Kelime Sayısı: 1522
"Majesteleri! Majesteleri!" Aniden açılan kapıdan telaşla giren Suzy ile Baekhyun korktu. Karşısındaki küçük kız nefes nefese kalmış bir şekilde dizlerinin üstüne çökmüştü. Baekhyun endişeyle ona ilerledi ve yanına eğildi. "Hey, ne oldu?" Suzy hala düzenleyemediği nefesleriyle konuşmaya çalıştı.
"İmparator... Yemek... Dük... Bu akşam..." Baekhyun bu şekilde onu anlayamayacağını düşünerek ayağa kalktı ve masaya ilerledi. Masanın üzerinde bulunan bir bardak suyu alarak tekrar Suzy'nin yanına geldi. "Bunu iç, öyle konuş." Suzy teşekkür ettikten sonra kaptığı bardağı başına dikti. Baekhyun küçük kıza gülmek istese de kendini sıktı.

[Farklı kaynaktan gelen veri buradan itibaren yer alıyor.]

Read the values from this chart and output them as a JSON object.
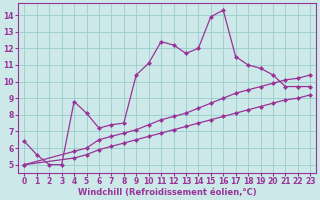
{
  "bg_color": "#cce8e8",
  "grid_color": "#99cccc",
  "line_color": "#993399",
  "markersize": 2.5,
  "linewidth": 0.9,
  "xlabel": "Windchill (Refroidissement éolien,°C)",
  "xlabel_fontsize": 6.0,
  "tick_fontsize": 5.5,
  "xlim": [
    -0.5,
    23.5
  ],
  "ylim": [
    4.5,
    14.7
  ],
  "yticks": [
    5,
    6,
    7,
    8,
    9,
    10,
    11,
    12,
    13,
    14
  ],
  "xticks": [
    0,
    1,
    2,
    3,
    4,
    5,
    6,
    7,
    8,
    9,
    10,
    11,
    12,
    13,
    14,
    15,
    16,
    17,
    18,
    19,
    20,
    21,
    22,
    23
  ],
  "curve1_x": [
    0,
    1,
    2,
    3,
    4,
    5,
    6,
    7,
    8,
    9,
    10,
    11,
    12,
    13,
    14,
    15,
    16,
    17,
    18,
    19,
    20,
    21,
    22,
    23
  ],
  "curve1_y": [
    6.4,
    5.6,
    5.0,
    5.0,
    8.8,
    8.1,
    7.2,
    7.4,
    7.5,
    10.4,
    11.1,
    12.4,
    12.2,
    11.7,
    12.0,
    13.9,
    14.3,
    11.5,
    11.0,
    10.8,
    10.4,
    9.7,
    9.7,
    9.7
  ],
  "curve2_x": [
    0,
    4,
    5,
    6,
    7,
    8,
    9,
    10,
    11,
    12,
    13,
    14,
    15,
    16,
    17,
    18,
    19,
    20,
    21,
    22,
    23
  ],
  "curve2_y": [
    5.0,
    5.8,
    6.0,
    6.5,
    6.7,
    6.9,
    7.1,
    7.4,
    7.7,
    7.9,
    8.1,
    8.4,
    8.7,
    9.0,
    9.3,
    9.5,
    9.7,
    9.9,
    10.1,
    10.2,
    10.4
  ],
  "curve3_x": [
    0,
    4,
    5,
    6,
    7,
    8,
    9,
    10,
    11,
    12,
    13,
    14,
    15,
    16,
    17,
    18,
    19,
    20,
    21,
    22,
    23
  ],
  "curve3_y": [
    5.0,
    5.4,
    5.6,
    5.9,
    6.1,
    6.3,
    6.5,
    6.7,
    6.9,
    7.1,
    7.3,
    7.5,
    7.7,
    7.9,
    8.1,
    8.3,
    8.5,
    8.7,
    8.9,
    9.0,
    9.2
  ]
}
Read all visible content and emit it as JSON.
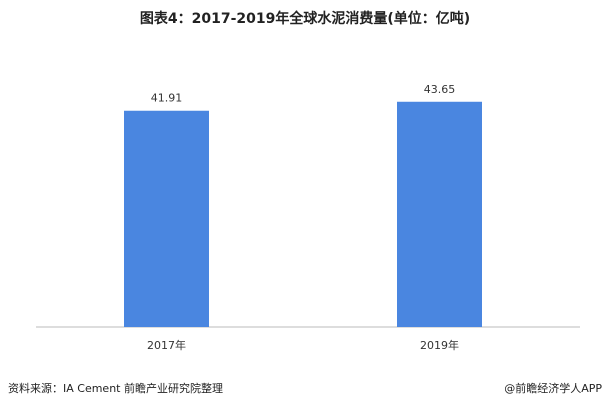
{
  "chart_data": {
    "type": "bar",
    "title": "图表4：2017-2019年全球水泥消费量(单位：亿吨)",
    "categories": [
      "2017年",
      "2019年"
    ],
    "values": [
      41.91,
      43.65
    ],
    "color": "#4a86e0",
    "ylim": [
      0,
      50
    ],
    "source": "资料来源：IA Cement 前瞻产业研究院整理",
    "credit": "@前瞻经济学人APP"
  }
}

Suzy'nin bitirdiği bardağı alarak konuşmasını bekledi. "Öyleyse seni dinliyorum." Suzy olanları anlatmaya başladı. "Yoona unnie ile yanınıza gelirken Dük Jongin ile karşılaştık. Bize dedi ki İmparator sizi bu akşam yemeğinde görmek istiyormuş." Baekhyun'un kaşları istemsizce havaya kalktı. İmparatorun onu çağırma nedenini merak etti.
"Neden böyle nefes nefeseydin o zaman?" Suzy utangaç bir şekilde gülümsedi. "Heyecandan taşı kullanmayı unuttum. Bu yüzden merdivenlerden çıktım." Baekhyun, Suzy'nin merdiven çıktığı hayali aklına gelince dehşete düştü. Katları gezerken merdiven basamaklarını saymıştı. Her katta 20 basamak merdiven vardı. Muhtemelen çok yorulmuştu.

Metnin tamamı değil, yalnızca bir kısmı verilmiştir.